Storing and Keeping It Fresh
Leftovers keep in the fridge for about a day, though the lettuce will soften and the bacon will lose some crunch. If I know I will have extra, I keep the dressing separate and toss everything together just before eating. That way the second serving tastes almost as good as the first.
- Store undressed components separately if making ahead.
- Add avocado and lettuce right before serving to keep them bright and crisp.
- Bring it back to room temperature for ten minutes before serving if it has been chilled.
Save This is the kind of dish that makes summer gatherings easier and a little more delicious. I hope it shows up at your table with the same happy chaos it brings to mine.
Recipe Guide
- → What type of pasta works best for this dish?
Short pasta varieties like rotini, penne, or fusilli hold the dressing well and add a pleasing texture.
- → Can I substitute the bacon with a different protein?
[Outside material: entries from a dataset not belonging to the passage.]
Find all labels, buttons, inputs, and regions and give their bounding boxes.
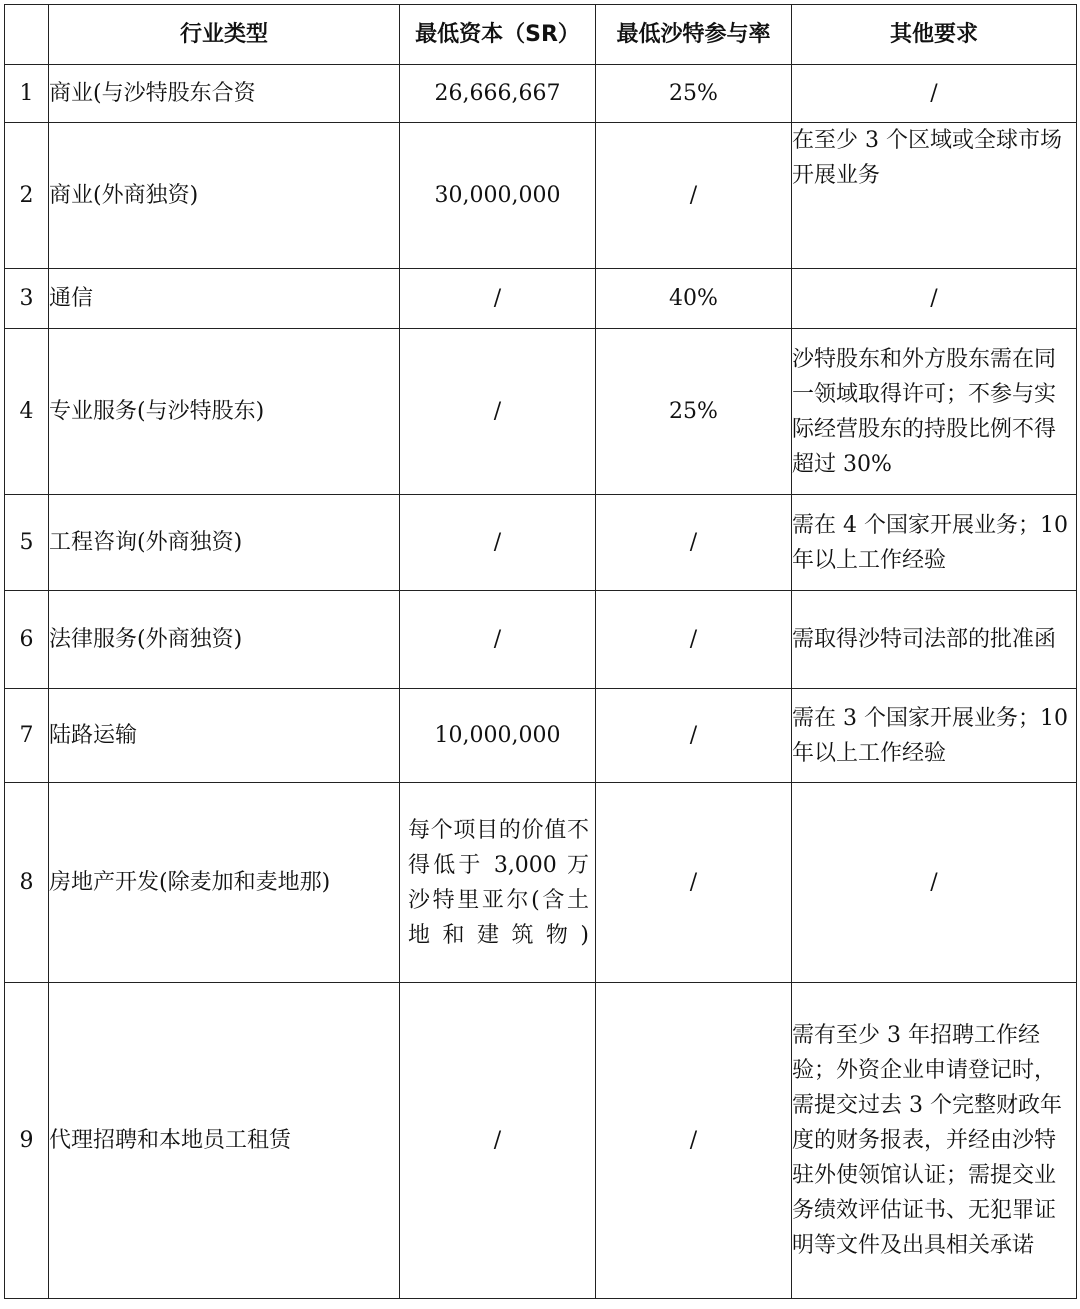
industry-cell: 法律服务(外商独资) <box>49 591 400 689</box>
capital-cell: / <box>400 269 596 329</box>
ratio-cell: / <box>596 591 792 689</box>
header-ratio: 最低沙特参与率 <box>596 5 792 65</box>
ratio-cell: / <box>596 689 792 783</box>
row-number: 9 <box>5 983 49 1299</box>
row-number: 5 <box>5 495 49 591</box>
table-row <box>5 783 1077 983</box>
table-row <box>5 329 1077 495</box>
other-requirements-cell: 需在 4 个国家开展业务；10 年以上工作经验 <box>792 495 1077 591</box>
table-row <box>5 495 1077 591</box>
ratio-cell: 25% <box>596 329 792 495</box>
header-industry: 行业类型 <box>49 5 400 65</box>
capital-cell: / <box>400 495 596 591</box>
header-num <box>5 5 49 65</box>
capital-cell: 26,666,667 <box>400 65 596 123</box>
industry-cell: 工程咨询(外商独资) <box>49 495 400 591</box>
ratio-cell: / <box>596 783 792 983</box>
other-requirements-cell: 沙特股东和外方股东需在同一领域取得许可；不参与实际经营股东的持股比例不得超过 30% <box>792 329 1077 495</box>
ratio-cell: 25% <box>596 65 792 123</box>
header-other: 其他要求 <box>792 5 1077 65</box>
row-number: 2 <box>5 123 49 269</box>
row-number: 1 <box>5 65 49 123</box>
other-requirements-cell: 需取得沙特司法部的批准函 <box>792 591 1077 689</box>
ratio-cell: / <box>596 983 792 1299</box>
industry-cell: 房地产开发(除麦加和麦地那) <box>49 783 400 983</box>
table-row <box>5 269 1077 329</box>
capital-cell: 每个项目的价值不得低于 3,000 万沙特里亚尔(含土地和建筑物) <box>400 783 596 983</box>
other-requirements-cell: 在至少 3 个区域或全球市场开展业务 <box>792 123 1077 269</box>
capital-cell: 10,000,000 <box>400 689 596 783</box>
capital-cell: / <box>400 591 596 689</box>
industry-cell: 通信 <box>49 269 400 329</box>
other-requirements-cell: / <box>792 65 1077 123</box>
other-requirements-cell: 需在 3 个国家开展业务；10 年以上工作经验 <box>792 689 1077 783</box>
header-row <box>5 5 1077 65</box>
capital-cell: / <box>400 329 596 495</box>
table-row <box>5 689 1077 783</box>
table-row <box>5 591 1077 689</box>
other-requirements-cell: / <box>792 269 1077 329</box>
row-number: 6 <box>5 591 49 689</box>
other-requirements-cell: / <box>792 783 1077 983</box>
industry-cell: 陆路运输 <box>49 689 400 783</box>
requirements-table <box>4 4 1077 1299</box>
row-number: 8 <box>5 783 49 983</box>
row-number: 4 <box>5 329 49 495</box>
capital-cell: / <box>400 983 596 1299</box>
industry-cell: 专业服务(与沙特股东) <box>49 329 400 495</box>
table-row <box>5 123 1077 269</box>
ratio-cell: / <box>596 123 792 269</box>
ratio-cell: 40% <box>596 269 792 329</box>
row-number: 3 <box>5 269 49 329</box>
capital-cell: 30,000,000 <box>400 123 596 269</box>
table-row <box>5 983 1077 1299</box>
ratio-cell: / <box>596 495 792 591</box>
header-capital: 最低资本（SR） <box>400 5 596 65</box>
other-requirements-cell: 需有至少 3 年招聘工作经验；外资企业申请登记时，需提交过去 3 个完整财政年度的财务报表，并经由沙特驻外使领馆认证；需提交业务绩效评估证书、无犯罪证明等文件及出具相关承诺 <box>792 983 1077 1299</box>
row-number: 7 <box>5 689 49 783</box>
industry-cell: 商业(外商独资) <box>49 123 400 269</box>
industry-cell: 代理招聘和本地员工租赁 <box>49 983 400 1299</box>
table-row <box>5 65 1077 123</box>
industry-cell: 商业(与沙特股东合资 <box>49 65 400 123</box>
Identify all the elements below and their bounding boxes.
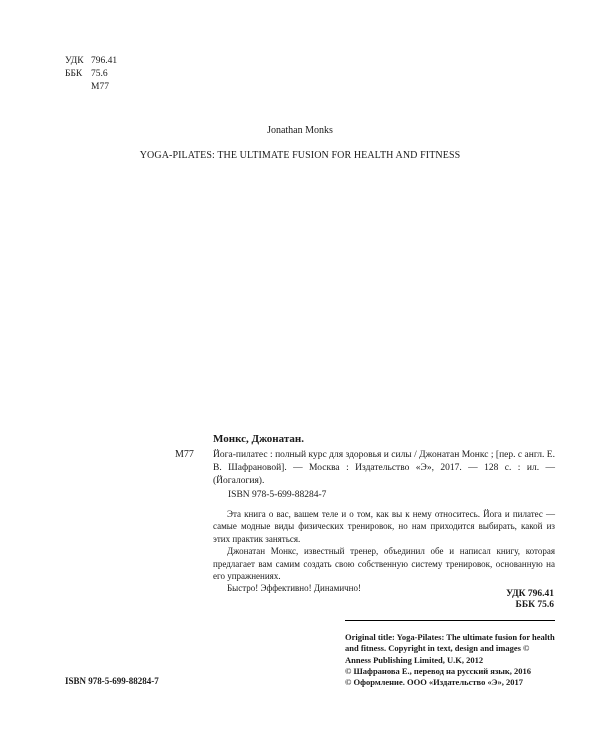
annotation-paragraph: Эта книга о вас, вашем теле и о том, как вы к нему относитесь. Йога и пилатес — самые модные виды физических тренировок, но нам приходится выбирать, какой из этих практик заняться. xyxy=(213,509,555,544)
copyright-block xyxy=(345,632,557,688)
card-isbn: ISBN 978-5-699-88284-7 xyxy=(228,490,327,500)
classification-block xyxy=(65,55,117,94)
divider xyxy=(345,620,555,621)
card-description-text: Йога-пилатес : полный курс для здоровья и силы / Джонатан Монкс ; [пер. с англ. Е. В. Шафрановой]. — Москва : Издательство «Э», 2017. — 128 с. : ил. — (Йогалогия). xyxy=(213,450,555,487)
annotation xyxy=(213,508,555,595)
original-title-note: Original title: Yoga-Pilates: The ultimate fusion for health and fitness. Copyright in text, design and images © Anness Publishing Limited, U.K, 2012 xyxy=(345,632,555,665)
isbn-bottom: ISBN 978-5-699-88284-7 xyxy=(65,676,159,686)
annotation-paragraph: Джонатан Монкс, известный тренер, объединил обе и написал книгу, которая предлагает вам самим создать свою собственную систему тренировок, основанную на его упражнениях. xyxy=(213,546,555,582)
author-code-row xyxy=(65,81,117,94)
udk-label: УДК xyxy=(65,56,84,66)
card-author-heading: Монкс, Джонатан. xyxy=(213,433,304,445)
card-udk: УДК 796.41 xyxy=(506,589,554,599)
card-bbk: ББК 75.6 xyxy=(515,600,554,610)
author-code: М77 xyxy=(91,82,109,92)
original-title: YOGA-PILATES: THE ULTIMATE FUSION FOR HEALTH AND FITNESS xyxy=(139,150,461,161)
bbk-value: 75.6 xyxy=(91,69,108,79)
annotation-paragraph: Быстро! Эффективно! Динамично! xyxy=(227,583,361,594)
card-author-code: М77 xyxy=(175,449,194,460)
translation-copyright: © Шафранова Е., перевод на русский язык, 2016 xyxy=(345,665,532,676)
bbk-label: ББК xyxy=(65,69,83,79)
bbk-row xyxy=(65,68,117,81)
design-copyright: © Оформление. ООО «Издательство «Э», 2017 xyxy=(345,677,523,688)
card-description xyxy=(213,449,555,489)
original-author: Jonathan Monks xyxy=(267,125,333,136)
udk-value: 796.41 xyxy=(91,56,118,66)
udk-row xyxy=(65,55,117,68)
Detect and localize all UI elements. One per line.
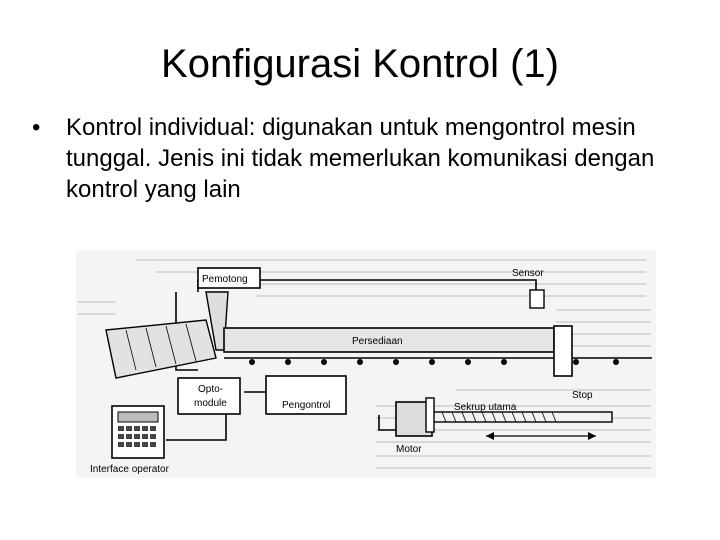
persediaan-label: Persediaan (352, 336, 403, 347)
panel-display (118, 412, 158, 422)
stop-label: Stop (572, 390, 593, 401)
sensor-device (530, 290, 544, 308)
bullet-item (32, 112, 692, 205)
pemotong-label: Pemotong (202, 274, 248, 285)
panel-keypad (118, 426, 156, 447)
slide-title: Konfigurasi Kontrol (1) (161, 42, 559, 86)
lead-screw (432, 412, 612, 422)
pengontrol-label: Pengontrol (282, 400, 331, 411)
end-block (554, 326, 572, 376)
interface-operator-label: Interface operator (90, 464, 169, 475)
optomodule-label-line1: Opto- (198, 384, 224, 395)
motor-label: Motor (396, 444, 422, 455)
sekrup-utama-label: Sekrup utama (454, 402, 517, 413)
bullet-text: Kontrol individual: digunakan untuk mengontrol mesin tunggal. Jenis ini tidak memerlukan komunikasi dengan kontrol yang lain (66, 114, 655, 203)
bullet-marker: • (32, 114, 41, 141)
sensor-label: Sensor (512, 268, 544, 279)
screw-bearing (426, 398, 434, 432)
machine-control-diagram (76, 250, 656, 478)
optomodule-label-line2: module (194, 398, 227, 409)
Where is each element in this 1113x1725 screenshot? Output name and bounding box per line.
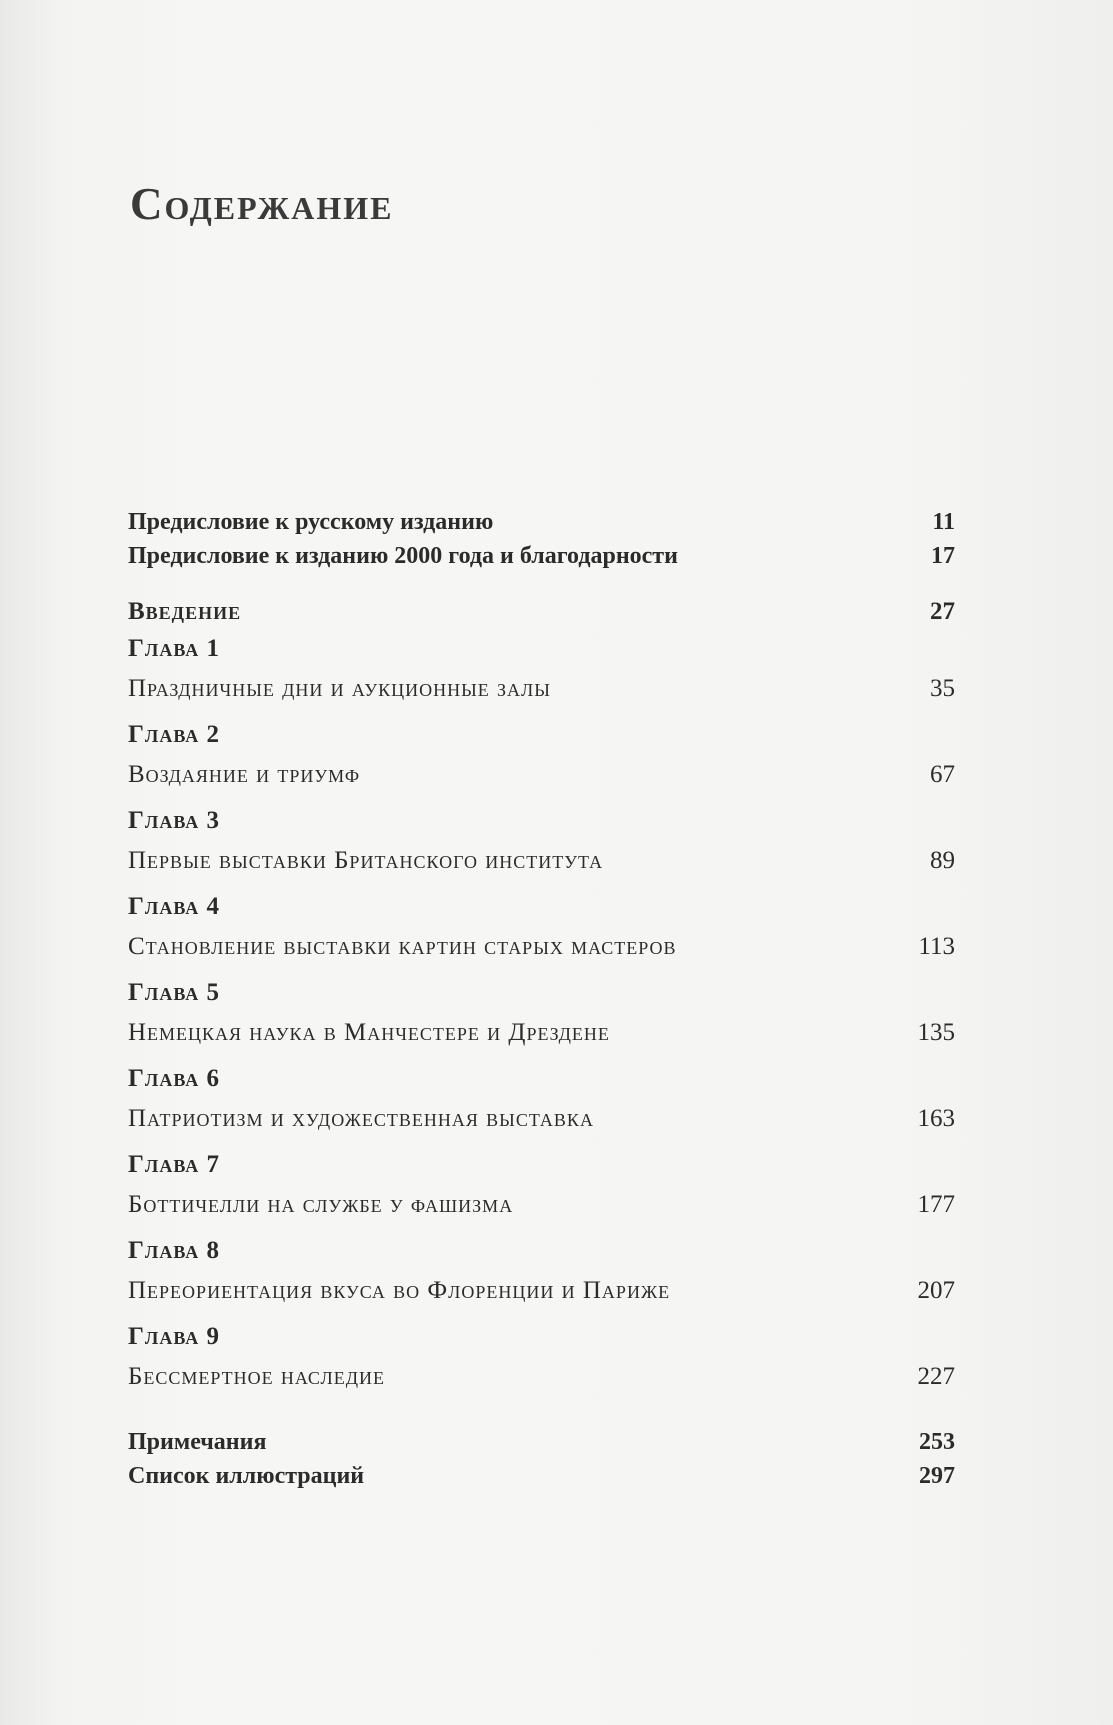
- chapter-heading: [128, 1317, 955, 1357]
- spacer: [128, 1403, 955, 1425]
- toc-entry-label: Предисловие к русскому изданию: [128, 509, 494, 535]
- chapter-title: Воздаяние и триумф: [128, 761, 361, 788]
- toc-entry-label: Введение: [128, 598, 242, 625]
- chapter-entry: [128, 669, 955, 715]
- chapter-entry: [128, 1099, 955, 1145]
- toc-entry-page: 17: [931, 543, 955, 569]
- toc-entry-page: 177: [917, 1191, 955, 1218]
- chapter-heading: [128, 1145, 955, 1185]
- chapter-number: Глава 3: [128, 807, 220, 834]
- chapter-title: Боттичелли на службе у фашизма: [128, 1191, 514, 1218]
- chapter-number: Глава 9: [128, 1323, 220, 1350]
- toc-entry-page: 11: [932, 509, 955, 535]
- toc-entry-label: Список иллюстраций: [128, 1463, 365, 1489]
- chapter-title: Патриотизм и художественная выставка: [128, 1105, 594, 1132]
- chapter-number: Глава 5: [128, 979, 220, 1006]
- toc-entry-page: 297: [919, 1463, 955, 1489]
- toc-entry-page: 135: [917, 1019, 955, 1046]
- toc-entry-page: 35: [930, 675, 955, 702]
- toc-entry-page: 113: [918, 933, 955, 960]
- chapter-entry: [128, 1185, 955, 1231]
- chapter-number: Глава 7: [128, 1151, 220, 1178]
- toc-entry-page: 67: [930, 761, 955, 788]
- toc-entry-page: 207: [917, 1277, 955, 1304]
- page-title: Содержание: [130, 179, 394, 229]
- chapter-title: Праздничные дни и аукционные залы: [128, 675, 551, 702]
- chapter-entry: [128, 927, 955, 973]
- chapter-number: Глава 4: [128, 893, 220, 920]
- toc-entry-page: 227: [917, 1363, 955, 1390]
- chapter-number: Глава 8: [128, 1237, 220, 1264]
- toc-entry-preface-russian: [128, 505, 955, 539]
- toc-entry-page: 163: [917, 1105, 955, 1132]
- toc-entry-page: 27: [930, 598, 955, 625]
- toc-entry-label: Предисловие к изданию 2000 года и благодарности: [128, 543, 678, 569]
- chapter-heading: [128, 1059, 955, 1099]
- chapter-entry: [128, 755, 955, 801]
- chapter-entry: [128, 1357, 955, 1403]
- toc-entry-preface-2000: [128, 539, 955, 573]
- chapter-heading: [128, 887, 955, 927]
- chapter-heading: [128, 801, 955, 841]
- spacer: [128, 573, 955, 595]
- toc-entry-introduction: [128, 595, 955, 629]
- chapter-number: Глава 6: [128, 1065, 220, 1092]
- toc-entry-label: Примечания: [128, 1429, 267, 1455]
- toc-entry-illustrations: [128, 1459, 955, 1493]
- chapter-heading: [128, 973, 955, 1013]
- chapter-entry: [128, 1013, 955, 1059]
- chapter-entry: [128, 841, 955, 887]
- chapter-heading: [128, 1231, 955, 1271]
- toc-entry-notes: [128, 1425, 955, 1459]
- chapter-title: Первые выставки Британского института: [128, 847, 604, 874]
- chapter-heading: [128, 715, 955, 755]
- toc-entry-page: 89: [930, 847, 955, 874]
- chapter-title: Бессмертное наследие: [128, 1363, 385, 1390]
- chapter-number: Глава 2: [128, 721, 220, 748]
- chapter-number: Глава 1: [128, 635, 220, 662]
- toc-entry-page: 253: [919, 1429, 955, 1455]
- chapter-title: Становление выставки картин старых мастеров: [128, 933, 677, 960]
- chapter-entry: [128, 1271, 955, 1317]
- chapter-heading: [128, 629, 955, 669]
- table-of-contents: [128, 505, 955, 1493]
- chapter-title: Переориентация вкуса во Флоренции и Париже: [128, 1277, 671, 1304]
- chapter-title: Немецкая наука в Манчестере и Дрездене: [128, 1019, 610, 1046]
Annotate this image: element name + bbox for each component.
Yes, turkey bacon offers a lighter option, and grilled or shredded chicken varieties also complement this dish nicely.
- → How should the dressing be prepared?
Whisk together mayonnaise, sour cream, lemon juice, Dijon mustard, minced garlic, salt, and pepper for a creamy, tangy coating.
- → Is it better to serve this dish immediately or chilled?
It can be served right away for freshness, but chilling for up to two hours allows flavors to meld beautifully.
- → What greens can be used besides romaine lettuce?
Iceberg lettuce or baby spinach are good alternatives, though romaine provides the best crispness.